En outre, le Défenseur des droits recommande dans son
rapport que soient produits des outils pédagogiques plus adaptés, mais aussi de
renforcer la formation, initiale et continue, dispensée au personnel de
l’Éducation nationale. Cette formation « doit permettre de dépasser
l’approche médicale de l’éducation à la sexualité, notamment lorsque, comme
c’est souvent le cas, les séances sont assurées par les infirmières scolaires
ou les professeurs de sciences ». Concernant les intervenants
extérieurs à l’école, le Défenseur des droits recommande, et en cela il reprend
les idées du Haut Conseil à l’égalité entre les femmes et les hommes, que « l’agrément
des associations intervenant sur l’éducation à la sexualité [soit conditionné]
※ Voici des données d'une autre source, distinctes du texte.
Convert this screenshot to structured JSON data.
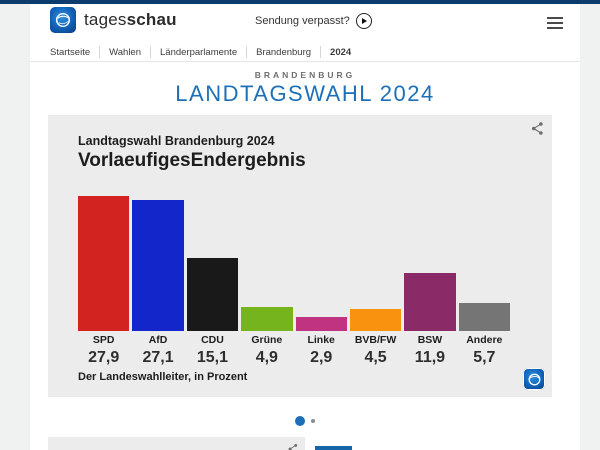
{
  "page": {
    "background": "#f0f1f1",
    "top_strip_color": "#0c3c6e",
    "accent_blue": "#1d70b7"
  },
  "header": {
    "brand": {
      "prefix": "tages",
      "suffix": "schau"
    },
    "broadcast_label": "Sendung verpasst?",
    "icons": [
      "tagesschau-globe-logo",
      "play-icon",
      "menu-icon"
    ]
  },
  "breadcrumb": {
    "items": [
      "Startseite",
      "Wahlen",
      "Länderparlamente",
      "Brandenburg",
      "2024"
    ],
    "current": "2024"
  },
  "hero": {
    "kicker": "BRANDENBURG",
    "title": "LANDTAGSWAHL 2024"
  },
  "chart_card": {
    "subtitle": "Landtagswahl Brandenburg 2024",
    "title": "VorlaeufigesEndergebnis",
    "source": "Der Landeswahlleiter, in Prozent",
    "share_icon": "share-icon",
    "logo_icon": "tagesschau-globe-logo"
  },
  "chart_data": {
    "type": "bar",
    "title": "VorlaeufigesEndergebnis",
    "subtitle": "Landtagswahl Brandenburg 2024",
    "categories": [
      "SPD",
      "AfD",
      "CDU",
      "Grüne",
      "Linke",
      "BVB/FW",
      "BSW",
      "Andere"
    ],
    "values": [
      27.9,
      27.1,
      15.1,
      4.9,
      2.9,
      4.5,
      11.9,
      5.7
    ],
    "value_labels": [
      "27,9",
      "27,1",
      "15,1",
      "4,9",
      "2,9",
      "4,5",
      "11,9",
      "5,7"
    ],
    "colors": [
      "#d32321",
      "#1226c9",
      "#191919",
      "#76b41e",
      "#c03380",
      "#f9920e",
      "#8a2a66",
      "#757575"
    ],
    "unit": "Prozent",
    "source": "Der Landeswahlleiter, in Prozent",
    "ylim": [
      0,
      28.5
    ],
    "grid": false,
    "legend": false
  },
  "pagination": {
    "count": 2,
    "active_index": 0
  }
}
à la signature d’une charte d’intervention (élaborée en concertation avec les
partenaires associatifs spécialisés) ». En outre, parce qu’une
politique d’éducation à la sexualité, pour être efficace, doit impérativement
associer les parents des enfants et des jeunes concernés, le Défenseur des
droits recommande d’associer les parents au projet d’éducation à la sexualité
au sein des établissements.
Enfin, pour se rendre compte de la progression de la
mise en œuvre de l’éducation à la sexualité en milieu scolaire, le Défenseur
des droits recommande au ministre de l’Éducation nationale qu’une évaluation
qualitative et quantitative soit assurée à échéance 2023 en lien avec l’objectif fixé par la
stratégie nationale de santé sexuelle.
En conclusion, on peut dire que le Défenseur des droits
dans son rapport 2017 a
mis en évidence les progrès accomplis en France notamment dans le champ de la
santé et de l’éducation à la sexualité, mais le document a également mis en
lumière des situations qui demandent des réactions urgentes des pouvoirs
publics (enfants dans les bidonvilles, mineurs isolés étrangers, enfants
handicapés…) C’est pourquoi, année après année, « la démarche du
Défenseur des droits, attachée à l’effectivité des droits, sera de continuer à
s’assurer des progrès faits par la France dans la mise en œuvre de la CIDE et
des recommandations du comité des droits de l’enfant ».